Marangoz baltası XVII-XVIII yüzyıllar. yontma sırasında ahşabı derine batmadan ve çizik, çizik, çentik şeklinde iz bırakmadan yarmakta ve çarpma anında ahşabı işlenecek yüzey üzerinde eş zamanlı olarak konkav tarafı ve kütlesi ile sıkıştırmaktadır. Çalışırken balta, bıçağı kütüğe paralel olarak yönlendirilmeyecek, ancak ona doğru bir yay çizecek şekilde ellerde tutuldu - sonra darbenin sonunda baltanın kendisi ağaçtan çıktı. Balta yine de tahtada durduysa ve bu nedenle bir sürtünme bıraktıysa, bu, bir önceki darbenin kütüğündeki bitiş noktasından önce uygulanan bir sonraki darbeyle giderildi. Bu sayede kesilen ağaç lifleri birbirine sürtünmeden sıkı bir şekilde yapıştırılmıştır. İnce bir balta ahşabın derinliklerine gider ve orada sıkışır, bu da kesmeyi çok zorlaştırır.

Bloklar ve çatı kaplama levhaları, kütük boyunca dönüşümlü olarak şeritler halinde iki yönde - ileri ve geri - yontuldu.

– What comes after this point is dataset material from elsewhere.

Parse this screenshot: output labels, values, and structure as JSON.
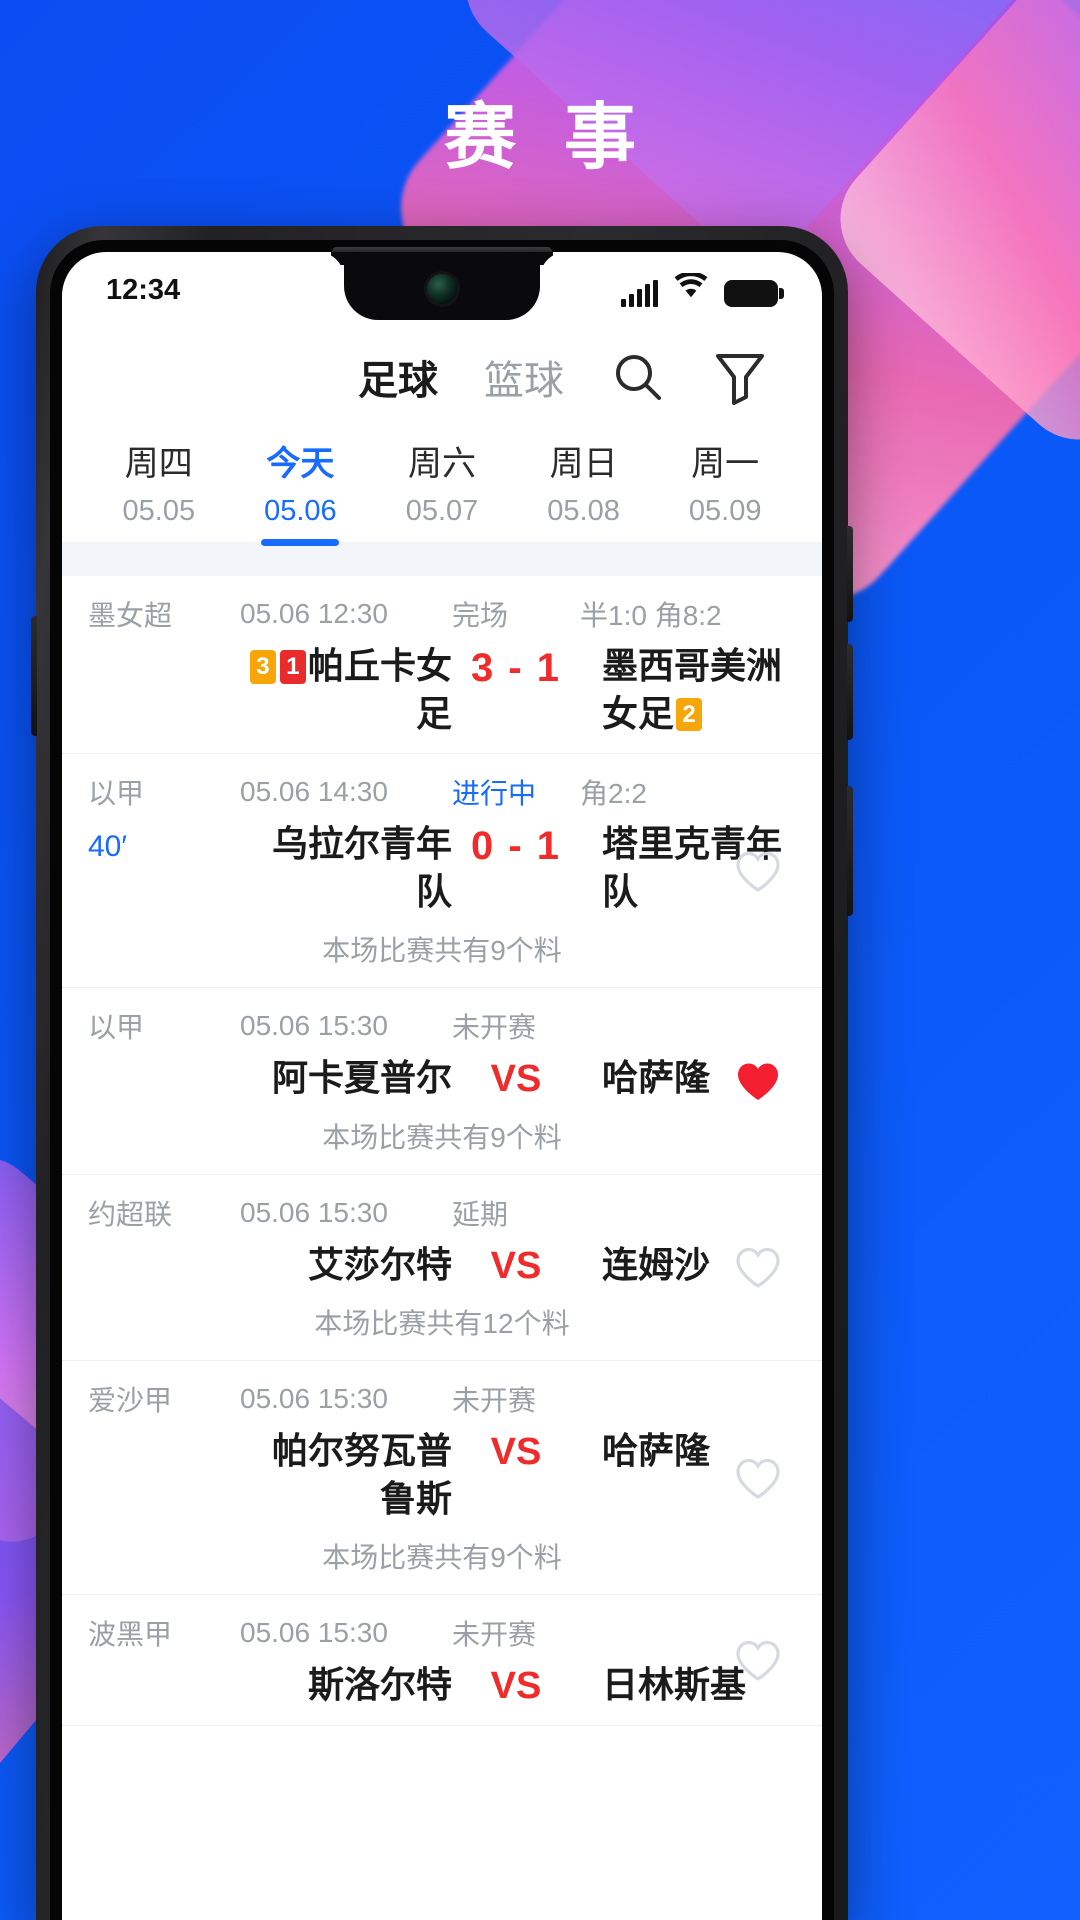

Bir şeridin genişliği, balta bıçağının genişliğine eşitti. Balta XVII-XVIII yüzyıllar. yontulmuş düzlemlerde karakteristik izler bırakmıştır. Tahtada balıksırtı veya balık iskeletinin kaburgalarına benzeyen bir desen elde edildi ve tahtanın uzunlamasına kesitinde bu izler bir çamaşır tahtasını anımsatan dalgalıydı. Kesilmiş tahtaların yüzeyi o kadar pürüzsüz çıktı ki, üzerine el bile konamadı ve aynı zamanda düz ve düz değil, kabartmalı, dalgalı. Bu şekilde işlenen yüzeyden, yağmur suyu daha kolay uzaklaştırıldı, böylece yontulmuş levhalar neme ve biyolojik hasara (çürümeye) daha az maruz kaldı.

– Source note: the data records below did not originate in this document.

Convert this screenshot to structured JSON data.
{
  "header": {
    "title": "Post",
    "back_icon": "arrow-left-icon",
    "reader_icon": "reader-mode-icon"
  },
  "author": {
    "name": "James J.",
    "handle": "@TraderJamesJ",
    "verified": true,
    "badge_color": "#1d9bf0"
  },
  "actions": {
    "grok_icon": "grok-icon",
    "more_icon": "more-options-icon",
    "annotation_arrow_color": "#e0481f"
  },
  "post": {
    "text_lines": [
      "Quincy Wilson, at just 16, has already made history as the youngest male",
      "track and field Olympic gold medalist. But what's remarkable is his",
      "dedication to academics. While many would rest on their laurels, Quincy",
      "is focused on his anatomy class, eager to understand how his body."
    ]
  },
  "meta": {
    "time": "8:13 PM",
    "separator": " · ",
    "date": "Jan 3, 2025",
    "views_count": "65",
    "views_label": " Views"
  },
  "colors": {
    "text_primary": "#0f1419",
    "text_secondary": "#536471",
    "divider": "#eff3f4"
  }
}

Bir marangozun işi fiziksel olarak çok zordur, çok fazla enerji gerektirir, bu nedenle marangozlar saman yapımının ortasında ve Lent'te bile etli lahana çorbasıyla beslenirdi. "İyi bir marangoz, elbette, kahramanca güce asla müdahale etmezdi. Ama onsuz bile, yine de iyi bir marangozdu. Yetenek ve beceriyle aynı seviyede, ama kendi başına. Gerçek marangozlar güç biriktirirdi. Yavaş hareket ederlerdi. Tek sıra eldiven olmadan çalışmaz."

Genellikle bir genç olan genç bir işçi, marangozluk sanatını sıradan bir balta sapıyla kavramaya başladı. Balta yapmak, ilk sınavı geçmek demektir. Balta kuru huş ağaçlarından yapılmıştır. "Balta da dikilmeli ve baltanın düşmemesi için doğru şekilde sıkıştırılmalı ve bir cam kırığı ile temizlenmelidir. Tüm bunlardan sonra balta ıslak bir bileği taşında keskinleştirildi. Her işlem kendi içinde ustalık, beceri ve sabır gerektiriyordu. Hayat, çocukluk ve ergenlik döneminde müstakbel marangozlara sabrı ve tutarlılığı böyle öğretti.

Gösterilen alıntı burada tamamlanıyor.